Several things I find surprising about the former British prime minister John Major. (Yes, Virginia, I know that his full name is John Major-Balls, and I know that he ran away from the circus to become a bank clerk.) The first is that he ever became British prime minister – before his ascension post-Thatcher he’d been a grey political nonentity. The second thing is that he had an affair with Edwin Currie: somehow I never imagined Major removing his glasses and putting them on top of his neatly-stacked clothes, before directing his attention to the salmonella woman. The third thing is that despite appearing as a decent, dull man, he put political response well ahead of human response.
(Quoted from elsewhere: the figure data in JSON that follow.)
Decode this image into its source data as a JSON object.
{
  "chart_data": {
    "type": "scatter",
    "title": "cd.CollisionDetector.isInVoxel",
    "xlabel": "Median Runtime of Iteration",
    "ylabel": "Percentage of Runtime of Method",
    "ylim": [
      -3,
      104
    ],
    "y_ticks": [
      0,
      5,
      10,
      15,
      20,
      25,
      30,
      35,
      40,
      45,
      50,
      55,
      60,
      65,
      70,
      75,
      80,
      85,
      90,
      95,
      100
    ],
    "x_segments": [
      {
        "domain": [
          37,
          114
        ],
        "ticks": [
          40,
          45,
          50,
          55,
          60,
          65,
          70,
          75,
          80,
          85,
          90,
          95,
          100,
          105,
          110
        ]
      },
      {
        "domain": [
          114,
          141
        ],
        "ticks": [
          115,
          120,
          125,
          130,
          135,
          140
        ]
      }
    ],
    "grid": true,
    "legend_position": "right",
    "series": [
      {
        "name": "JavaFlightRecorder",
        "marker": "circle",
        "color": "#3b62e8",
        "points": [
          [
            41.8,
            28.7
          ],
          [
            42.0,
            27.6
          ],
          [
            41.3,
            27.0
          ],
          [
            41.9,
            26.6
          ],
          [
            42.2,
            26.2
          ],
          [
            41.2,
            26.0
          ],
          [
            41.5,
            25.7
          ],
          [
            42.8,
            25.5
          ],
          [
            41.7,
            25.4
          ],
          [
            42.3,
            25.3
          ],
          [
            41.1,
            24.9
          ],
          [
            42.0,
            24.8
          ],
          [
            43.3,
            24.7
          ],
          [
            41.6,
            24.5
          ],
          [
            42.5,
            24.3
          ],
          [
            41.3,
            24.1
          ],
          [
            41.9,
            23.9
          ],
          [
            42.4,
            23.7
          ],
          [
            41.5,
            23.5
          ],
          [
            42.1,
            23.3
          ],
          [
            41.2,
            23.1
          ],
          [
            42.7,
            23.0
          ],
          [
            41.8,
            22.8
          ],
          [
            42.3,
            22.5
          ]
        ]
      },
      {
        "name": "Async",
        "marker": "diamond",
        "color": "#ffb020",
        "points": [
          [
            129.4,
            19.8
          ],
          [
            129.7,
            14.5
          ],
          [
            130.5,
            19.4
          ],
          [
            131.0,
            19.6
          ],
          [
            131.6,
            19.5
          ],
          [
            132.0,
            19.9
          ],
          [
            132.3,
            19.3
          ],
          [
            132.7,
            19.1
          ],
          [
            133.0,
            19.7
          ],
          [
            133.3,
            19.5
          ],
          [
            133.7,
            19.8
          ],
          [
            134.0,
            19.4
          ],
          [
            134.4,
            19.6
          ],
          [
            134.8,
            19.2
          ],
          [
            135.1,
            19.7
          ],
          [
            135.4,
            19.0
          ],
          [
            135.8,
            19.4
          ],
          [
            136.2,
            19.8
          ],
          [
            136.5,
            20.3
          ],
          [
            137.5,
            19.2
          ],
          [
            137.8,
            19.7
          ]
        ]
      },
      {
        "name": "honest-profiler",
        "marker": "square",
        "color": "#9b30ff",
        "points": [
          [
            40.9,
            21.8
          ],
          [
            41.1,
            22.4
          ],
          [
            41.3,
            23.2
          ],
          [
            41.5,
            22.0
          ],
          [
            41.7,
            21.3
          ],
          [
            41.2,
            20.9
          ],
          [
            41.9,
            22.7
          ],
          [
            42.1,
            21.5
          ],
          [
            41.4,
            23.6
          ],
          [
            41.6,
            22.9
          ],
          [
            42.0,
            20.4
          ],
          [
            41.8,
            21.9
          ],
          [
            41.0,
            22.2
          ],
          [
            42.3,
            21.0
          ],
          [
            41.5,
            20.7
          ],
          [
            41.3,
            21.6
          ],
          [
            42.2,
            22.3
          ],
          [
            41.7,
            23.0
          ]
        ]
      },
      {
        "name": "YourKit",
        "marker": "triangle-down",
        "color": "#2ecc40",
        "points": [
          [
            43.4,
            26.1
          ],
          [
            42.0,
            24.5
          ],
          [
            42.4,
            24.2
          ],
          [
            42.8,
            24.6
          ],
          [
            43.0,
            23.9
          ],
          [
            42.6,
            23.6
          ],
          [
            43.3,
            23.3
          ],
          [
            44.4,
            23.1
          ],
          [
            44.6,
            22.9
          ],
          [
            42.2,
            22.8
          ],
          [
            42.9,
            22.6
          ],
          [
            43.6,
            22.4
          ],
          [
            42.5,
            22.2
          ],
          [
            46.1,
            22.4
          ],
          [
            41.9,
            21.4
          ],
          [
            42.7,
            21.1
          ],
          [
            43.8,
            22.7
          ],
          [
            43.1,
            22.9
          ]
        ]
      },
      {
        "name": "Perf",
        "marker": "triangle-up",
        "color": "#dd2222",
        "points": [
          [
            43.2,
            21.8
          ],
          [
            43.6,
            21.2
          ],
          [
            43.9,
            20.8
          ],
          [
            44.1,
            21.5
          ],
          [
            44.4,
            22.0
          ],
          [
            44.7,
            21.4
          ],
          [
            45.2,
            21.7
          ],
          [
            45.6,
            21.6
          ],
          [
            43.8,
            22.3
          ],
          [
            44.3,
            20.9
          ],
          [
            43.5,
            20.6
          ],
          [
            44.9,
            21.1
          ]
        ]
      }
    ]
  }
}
We learn this from recently-released British documents. In 1997, twenty-five years after Bloody Sunday, the British secretary of state Patrick Mayhew urged his prime minister to issue a statement of regret over what happened on Derry’s streets twenty-five years earlier. (Mayhew wanted that, not for any human reason either, but because he thought it’d give a boost to the SDLP.) Major, in a hand-written note, told his minion “I am not at all attracted to this. It’s got big downsides and small upsides. We’ll discuss next week.”
Forget about the families of the bereaved. Forget about doing the right thing. One question sits at the top of the pile: will this play well with the electorate? No? In that case, je ne regrette rien.